I'm a-goin' back out 'fore the rain starts a-fallin'
I'll walk to the depths of the deepest black forest
Where the people are a many and their hands are all empty
Where the pellets of poison are flooding their waters
Where the home in the valley meets the damp dirty prison
Where the executioner's face is always well hidden
Where hunger is ugly, where souls are forgotten
Where black is the color, where none is the number
And I'll tell and think it and speak it and breathe it
And reflect it from the mountain so all souls can see it
Then I'll stand on the ocean until I start sinkin'
But I'll know my songs well before I start singin'
And it's a hard, it's a hard, it's a hard, and it's a hard
It's a hard rain's a-gonna fall.


The Darkest Minds
The Darkest Minds #1
Author: Alexandra Bracken
Publisher: Disney Hyperion
Released: December 18th 2012
Available: Amazon • Barnes & NobleBook Depository


Summary: When Ruby awakened on her tenth birthday, something about her had changed. Something alarming enough to make her parents lock her in the garage and call the police. Something that got her sent to Thurmond, a brutal government "rehabilitation camp." Because Ruby might have survived the mysterious disease that's killed most of America's children, but she and the others emerged with something far worse: frightening abilities they cannot control.

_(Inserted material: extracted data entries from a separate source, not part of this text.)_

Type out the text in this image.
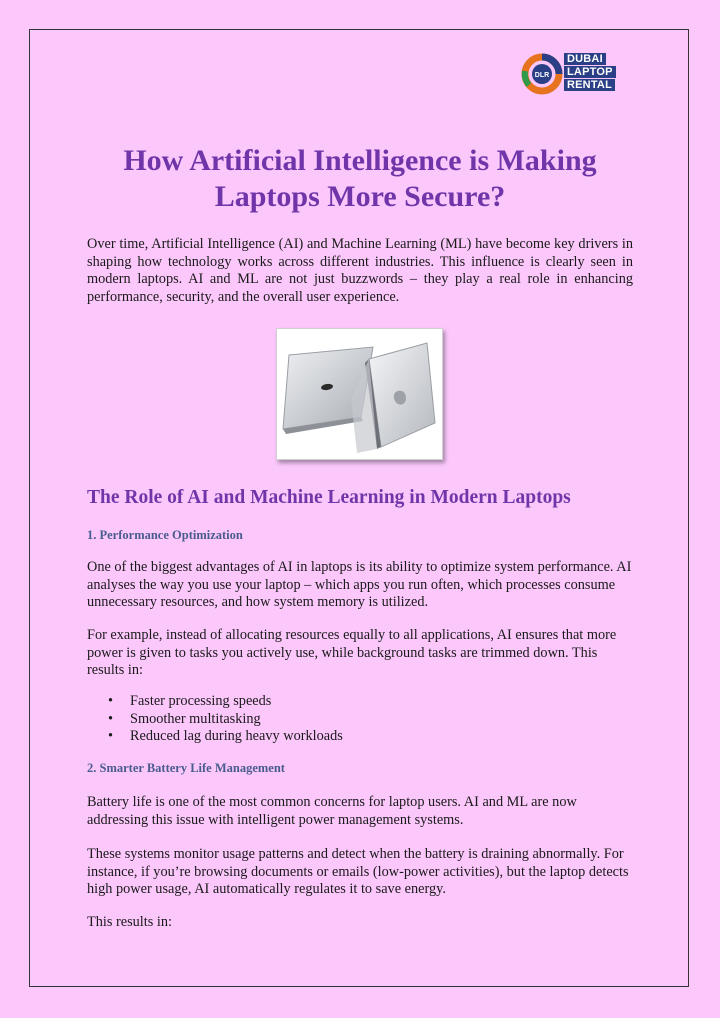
DLR
DUBAI
LAPTOP
RENTAL
How Artificial Intelligence is Making
Laptops More Secure?

Over time, Artificial Intelligence (AI) and Machine Learning (ML) have become key drivers in shaping how technology works across different industries. This influence is clearly seen in modern laptops. AI and ML are not just buzzwords – they play a real role in enhancing performance, security, and the overall user experience.

The Role of AI and Machine Learning in Modern Laptops
1. Performance Optimization

One of the biggest advantages of AI in laptops is its ability to optimize system performance. AI analyses the way you use your laptop – which apps you run often, which processes consume unnecessary resources, and how system memory is utilized.

For example, instead of allocating resources equally to all applications, AI ensures that more power is given to tasks you actively use, while background tasks are trimmed down. This results in:

• Faster processing speeds
• Smoother multitasking
• Reduced lag during heavy workloads
2. Smarter Battery Life Management

Battery life is one of the most common concerns for laptop users. AI and ML are now addressing this issue with intelligent power management systems.

These systems monitor usage patterns and detect when the battery is draining abnormally. For instance, if you’re browsing documents or emails (low-power activities), but the laptop detects high power usage, AI automatically regulates it to save energy.

This results in:
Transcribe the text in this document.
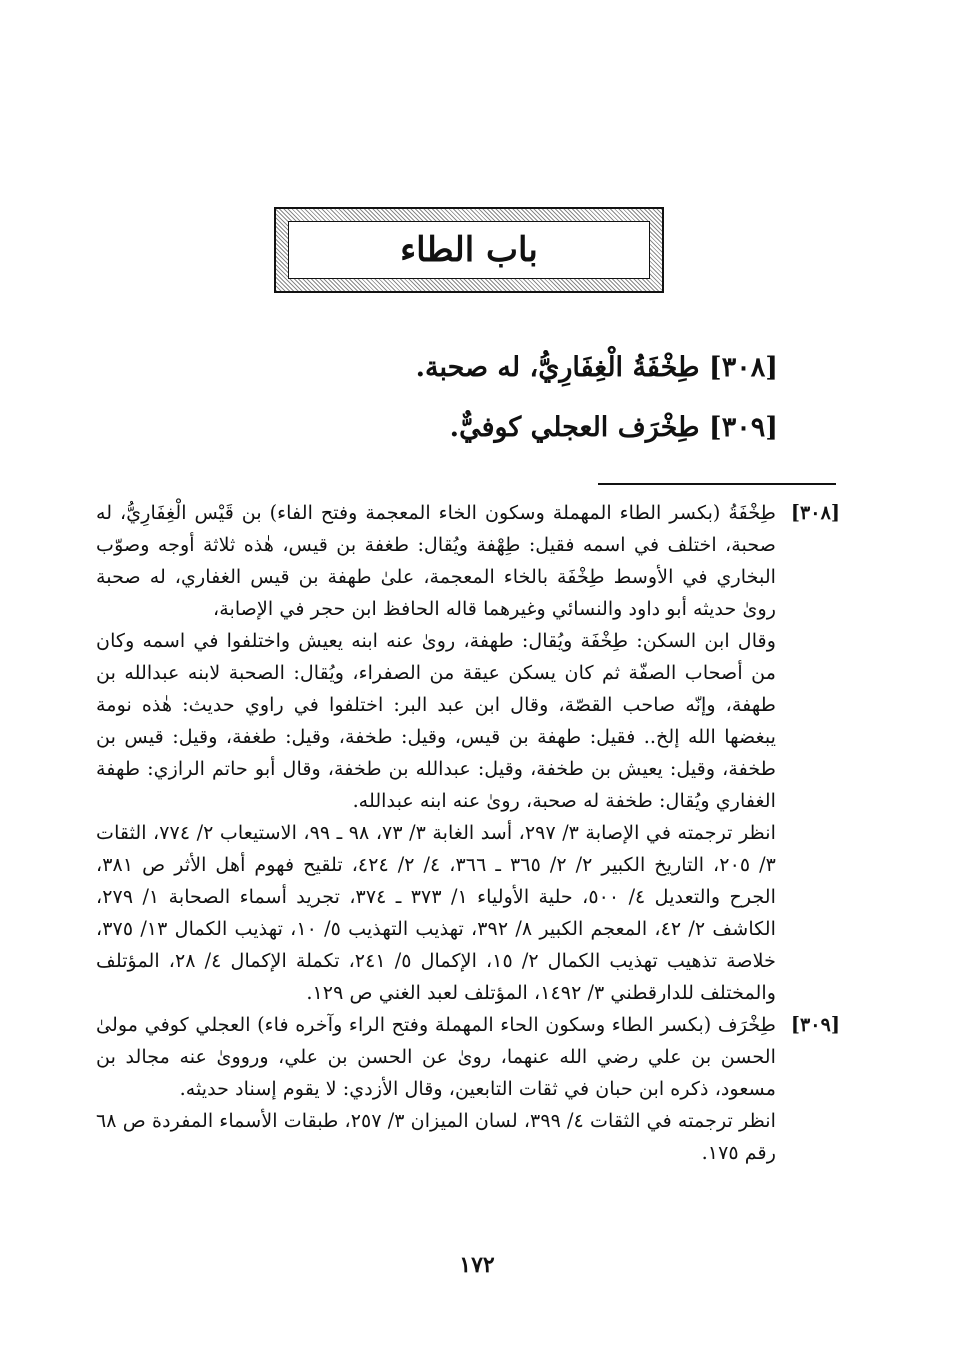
باب الطاء
[٣٠٨] طِخْفَةُ الْغِفَارِيُّ، له صحبة.
[٣٠٩] طِخْرَف العجلي كوفيٌّ.
[٣٠٨]

طِخْفَةُ (بكسر الطاء المهملة وسكون الخاء المعجمة وفتح الفاء) بن قَيْس الْغِفَارِيُّ، له صحبة، اختلف في اسمه فقيل: طِهْفة ويُقال: طغفة بن قيس، هٰذه ثلاثة أوجه وصوّب البخاري في الأوسط طِخْفَة بالخاء المعجمة، علىٰ طهفة بن قيس الغفاري، له صحبة روىٰ حديثه أبو داود والنسائي وغيرهما قاله الحافظ ابن حجر في الإصابة،

وقال ابن السكن: طِخْفَة ويُقال: طهفة، روىٰ عنه ابنه يعيش واختلفوا في اسمه وكان من أصحاب الصفّة ثم كان يسكن عيقة من الصفراء، ويُقال: الصحبة لابنه عبدالله بن طهفة، وإنّه صاحب القصّة، وقال ابن عبد البر: اختلفوا في راوي حديث: هٰذه نومة يبغضها الله إلخ.. فقيل: طهفة بن قيس، وقيل: طخفة، وقيل: طغفة، وقيل: قيس بن طخفة، وقيل: يعيش بن طخفة، وقيل: عبدالله بن طخفة، وقال أبو حاتم الرازي: طهفة الغفاري ويُقال: طخفة له صحبة، روىٰ عنه ابنه عبدالله.

انظر ترجمته في الإصابة ٣/ ٢٩٧، أسد الغابة ٣/ ٧٣، ٩٨ ـ ٩٩، الاستيعاب ٢/ ٧٧٤، الثقات ٣/ ٢٠٥، التاريخ الكبير ٢/ ٢/ ٣٦٥ ـ ٣٦٦، ٤/ ٢/ ٤٢٤، تلقيح فهوم أهل الأثر ص ٣٨١، الجرح والتعديل ٤/ ٥٠٠، حلية الأولياء ١/ ٣٧٣ ـ ٣٧٤، تجريد أسماء الصحابة ١/ ٢٧٩، الكاشف ٢/ ٤٢، المعجم الكبير ٨/ ٣٩٢، تهذيب التهذيب ٥/ ١٠، تهذيب الكمال ١٣/ ٣٧٥، خلاصة تذهيب تهذيب الكمال ٢/ ١٥، الإكمال ٥/ ٢٤١، تكملة الإكمال ٤/ ٢٨، المؤتلف والمختلف للدارقطني ٣/ ١٤٩٢، المؤتلف لعبد الغني ص ١٢٩.

[٣٠٩]

طِخْرَف (بكسر الطاء وسكون الحاء المهملة وفتح الراء وآخره فاء) العجلي كوفي مولىٰ الحسن بن علي رضي الله عنهما، روىٰ عن الحسن بن علي، ورووىٰ عنه مجالد بن مسعود، ذكره ابن حبان في ثقات التابعين، وقال الأزدي: لا يقوم إسناد حديثه.

انظر ترجمته في الثقات ٤/ ٣٩٩، لسان الميزان ٣/ ٢٥٧، طبقات الأسماء المفردة ص ٦٨ رقم ١٧٥.

١٧٢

Now sixteen, Ruby knows that she is one of the dangerous ones and, when the truth comes out, she barely escapes Thurmond with her life. On the run and desperate to find the one safe haven left for kids like her, Ruby joins a group of kids who escaped their own camp. Liam, their brave leader, is falling hard for Ruby. But no matter how much she aches for him, Ruby can't risk getting close. Not after what she did to her parents.

When they arrive at the safe haven, East River, nothing is as it seems, least of all its mysterious leader. But there are other forces at work too, people who will stop at nothing to use Ruby in their fight against the government. And soon Ruby will be faced with a terrible choice, one that may mean giving up her only chance at a life worth living.

The heart-pounding first book a near-future dystopian series, Alexandra Bracken’s The Darkest Minds will leave you begging for the next installment.